Only if using Hooke Kit™ PLP_139-151/CFA Emulsion PTX (EK-0121), inject the pertussis toxin (syringe with clear filling) intraperitoneally within 2 hours of injection of the emulsion. Inject 0.1 ml per mouse.
Check mice for signs of EAE daily (see EAE scoring), starting on day 7 after the immunization.
As soon as the first signs of paralysis occur, provide mice with food pellets and wet food on the floor of the cage, and easily accessible water. Transgel (Charles River Laboratories) may be used as a source of water and nutrients during the most severe paralysis.

EAE Scoring

Typically, EAE is scored on scale 0 to 5:

Score	Clinical Observations
0	No obvious changes in motor functions of the mouse in comparison to non-immunized mice. When picked up by the tail, the tail has tension and is erect. Hind legs are usually spread apart. When the mouse is walking, there is no gait or head tilting.
1	Limp tail. When the mouse is picked up by the tail, instead of being erect, the whole tail drapes over your finger.
2	Limp tail and weakness of hind legs. When mouse is picked up by tail, legs are not spread apart, but held closer together. When the mouse is observed when walking, it has a clearly apparent wobbly walk.
3	Limp tail and complete paralysis of hind legs (most common). OR Limp tail with paralysis of one front and one hind leg. OR ALL of: Severe head tilting, Walking only along the edges of the cage, Pushing against the cage wall, Spinning when picked up by the tail.
4	Limp tail, complete hind leg and partial front leg paralysis. Mouse is minimally moving around the cage but appears alert and feeding. Usually, euthanasia is recommended after the mouse scores level 4 for 2 days. When the mouse is euthanized because of severe paralysis, score of 5 is entered for that mouse for the rest of the experiment.
5	Complete hind and complete front leg paralysis, no movement around the cage. OR Mouse is spontaneously rolling in the cage. OR Mouse is found dead due to paralysis. If mouse is alive, euthanize the mouse immediately if it scores 5. Once mouse is scored 5, the same score is entered for all the days for the rest of the experiment.

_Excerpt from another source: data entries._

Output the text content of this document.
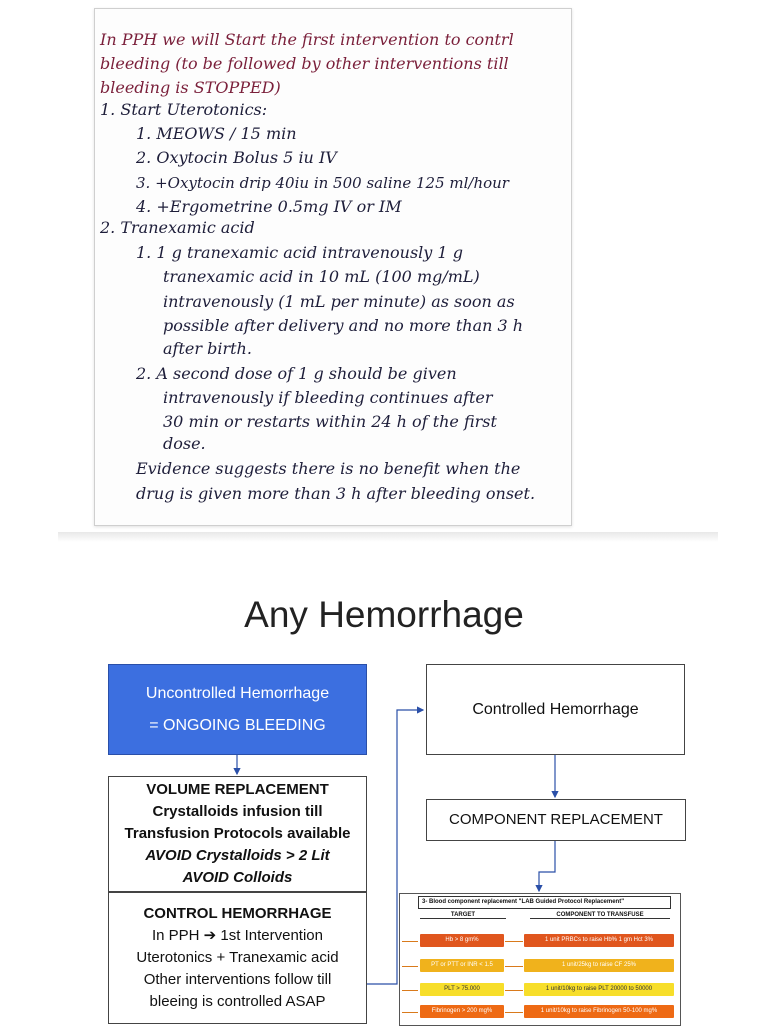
In PPH we will Start the first intervention to contrl
bleeding (to be followed by other interventions till
bleeding is STOPPED)
1. Start Uterotonics:
1. MEOWS / 15 min
2. Oxytocin Bolus 5 iu IV
3. +Oxytocin drip 40iu in 500 saline 125 ml/hour
4. +Ergometrine 0.5mg IV or IM
2. Tranexamic acid
1. 1 g tranexamic acid intravenously 1 g
tranexamic acid in 10 mL (100 mg/mL)
intravenously (1 mL per minute) as soon as
possible after delivery and no more than 3 h
after birth.
2. A second dose of 1 g should be given
intravenously if bleeding continues after
30 min or restarts within 24 h of the first
dose.
Evidence suggests there is no benefit when the
drug is given more than 3 h after bleeding onset.
Any Hemorrhage
Uncontrolled Hemorrhage
= ONGOING BLEEDING
Controlled Hemorrhage
VOLUME REPLACEMENT
Crystalloids infusion till
Transfusion Protocols available
AVOID Crystalloids > 2 Lit
AVOID Colloids
CONTROL HEMORRHAGE
In PPH ➔ 1st Intervention
Uterotonics + Tranexamic acid
Other interventions follow till
bleeing is controlled ASAP
COMPONENT REPLACEMENT
3- Blood component replacement "LAB Guided Protocol Replacement"
TARGET	COMPONENT TO TRANSFUSE
Hb > 8 gm%	1 unit PRBCs to raise Hb% 1 gm Hct 3%
PT or PTT or INR < 1.5	1 unit/25kg to raise CF 25%
PLT > 75.000	1 unit/10kg to raise PLT 20000 to 50000
Fibrinogen > 200 mg%	1 unit/10kg to raise Fibrinogen 50-100 mg%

Most researchers also give mice “in-between” scores (i.e. 0.5, 1.5, 2.5, 3.5) when the clinical picture lies between two defined scores.

Expected Results

EAE will be consistently induced in 90-100% of the mice, with onset of paralysis between 9 and 14 days after immunization, and mean maximum score of the first paralytic episode of 2 to 3. Incidence of relapses will be 60% to 100%, with mean maximum score of the second paralytic episode of 1.5 to 2.5.

Daily dosing of mice with a potential therapeutic often delays the onset of EAE and decreases severity of EAE due to stress of the procedures. Careful handling of the mice will minimize these effects. To reduce effects of stress, we recommend sham dosing, 7 and 4 days before of immunization of the mice.